London Could Be 28 Meters Under Water By 3012

London Could Be 28 Meters Under Water By 3012

Photograph of Paternoster Square by Julian Andrews.

If you’re wandering around London and you come across blue halos attached to some well-known monuments, giving off an ethereal glow, don’t be too alarmed. They’re a new public artwork, Plunge, from Michael Pinsky, who’s attached some lowlight LEDs to Paternoster Square column near St Paul’s Cathedral, the Duke of York’s column by St James’ Park, and the Seven Dials Sundial Pillar near Covent Garden.

Each ring has been placed 28m (91.9ft) in the air to show where rising sea levels could be in a 1000 years time, indicating how much of London might be submerged under a swollen Thames river.
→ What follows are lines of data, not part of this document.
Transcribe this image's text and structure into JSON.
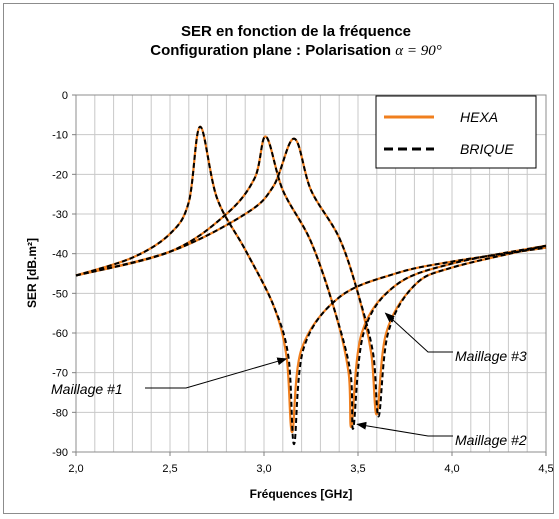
{
  "chart_data": {
    "type": "line",
    "title_line1": "SER en fonction de la fréquence",
    "title_line2_prefix": "Configuration plane : Polarisation ",
    "title_line2_symbol": "α = 90°",
    "xlabel": "Fréquences [GHz]",
    "ylabel": "SER [dB.m²]",
    "xlim": [
      2.0,
      4.5
    ],
    "ylim": [
      -90,
      0
    ],
    "xticks": [
      "2,0",
      "2,5",
      "3,0",
      "3,5",
      "4,0",
      "4,5"
    ],
    "yticks": [
      "0",
      "-10",
      "-20",
      "-30",
      "-40",
      "-50",
      "-60",
      "-70",
      "-80",
      "-90"
    ],
    "grid": true,
    "legend_position": "top-right",
    "legend": [
      {
        "label": "HEXA",
        "color": "#f07f1e",
        "style": "solid"
      },
      {
        "label": "BRIQUE",
        "color": "#000000",
        "style": "dashed"
      }
    ],
    "series": [
      {
        "name": "HEXA",
        "mesh": "Maillage #1",
        "x": [
          2.0,
          2.3,
          2.5,
          2.6,
          2.66,
          2.75,
          2.9,
          3.05,
          3.12,
          3.15,
          3.2,
          3.4,
          3.7,
          4.0,
          4.5
        ],
        "y": [
          -45.5,
          -41,
          -35,
          -27,
          -8,
          -26,
          -39,
          -53,
          -66,
          -85,
          -64,
          -51,
          -45,
          -42,
          -38.5
        ]
      },
      {
        "name": "BRIQUE",
        "mesh": "Maillage #1",
        "x": [
          2.0,
          2.3,
          2.5,
          2.6,
          2.66,
          2.75,
          2.9,
          3.05,
          3.13,
          3.16,
          3.21,
          3.4,
          3.7,
          4.0,
          4.5
        ],
        "y": [
          -45.5,
          -41,
          -35,
          -27,
          -8,
          -26,
          -39,
          -53,
          -66,
          -88,
          -64,
          -51,
          -45,
          -42,
          -38.5
        ]
      },
      {
        "name": "HEXA",
        "mesh": "Maillage #2",
        "x": [
          2.0,
          2.5,
          2.8,
          2.95,
          3.01,
          3.1,
          3.25,
          3.38,
          3.45,
          3.465,
          3.52,
          3.7,
          4.0,
          4.5
        ],
        "y": [
          -45.5,
          -39.5,
          -30,
          -21,
          -10.5,
          -24,
          -37,
          -55,
          -70,
          -83.5,
          -60,
          -48,
          -42.5,
          -38
        ]
      },
      {
        "name": "BRIQUE",
        "mesh": "Maillage #2",
        "x": [
          2.0,
          2.5,
          2.8,
          2.95,
          3.01,
          3.1,
          3.25,
          3.38,
          3.46,
          3.475,
          3.53,
          3.7,
          4.0,
          4.5
        ],
        "y": [
          -45.5,
          -39.5,
          -30,
          -21,
          -10.5,
          -24,
          -37,
          -55,
          -70,
          -84,
          -60,
          -48,
          -42.5,
          -38
        ]
      },
      {
        "name": "HEXA",
        "mesh": "Maillage #3",
        "x": [
          2.0,
          2.5,
          2.9,
          3.05,
          3.16,
          3.25,
          3.4,
          3.5,
          3.57,
          3.6,
          3.65,
          3.8,
          4.0,
          4.5
        ],
        "y": [
          -45.5,
          -39.5,
          -30,
          -23,
          -11,
          -24,
          -36,
          -50,
          -65,
          -80.5,
          -60,
          -48,
          -43.5,
          -38
        ]
      },
      {
        "name": "BRIQUE",
        "mesh": "Maillage #3",
        "x": [
          2.0,
          2.5,
          2.9,
          3.05,
          3.16,
          3.25,
          3.4,
          3.5,
          3.58,
          3.61,
          3.66,
          3.8,
          4.0,
          4.5
        ],
        "y": [
          -45.5,
          -39.5,
          -30,
          -23,
          -11,
          -24,
          -36,
          -50,
          -65,
          -81,
          -60,
          -48,
          -43.5,
          -38
        ]
      }
    ],
    "annotations": [
      {
        "text": "Maillage #1",
        "x": 3.14,
        "y": -66
      },
      {
        "text": "Maillage #2",
        "x": 3.48,
        "y": -83
      },
      {
        "text": "Maillage #3",
        "x": 3.63,
        "y": -55
      }
    ]
  }
}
The arc—seen here on a map—created by the three monuments’ positions extends the arc of the Thames, showing how it could possibly swallow up some of the capital.

Photograph of Duke of York column by Kristian Buus.

But before you panic that your great, great, great, great (think that’s enough “greats”?) grandchildren may never be able to enjoy a London that isn’t a historic water park—or worse yet, that a gilled Kevin Costner might be their only salvation—take comfort in knowing that the project looks at a worst case scenario. These blue lights are just a reminder of the irreversible change we may be reaping on our lovely home.

From his website:

As a child, I grew up near a reservoir in Scotland. On particularly hot summers, when water was in short supply, the level of the reservoir would drop, revealing the spire of a church, the highest point of a village which was submerged for a secure clean water supply. This image of a submerged bell tower has stayed with me ever since. If we do not prevent the predicted effects of climate change from occurring, this will become the prevailing image of London, towers and monuments encircled by an ever-expanding Thames.

Photograph of Seven Dials by Julian Andrews.

He’s not the first artist to tackle the “what if” flooding scenario that could be caused by climate change. Last year artist Eric Corriel freaked us all out with Water Will Be Here, Brooklyn (below), a video installation that showed what it might look like if the East River overflowed into parts of New York City.

Plunge will be on show till March 4.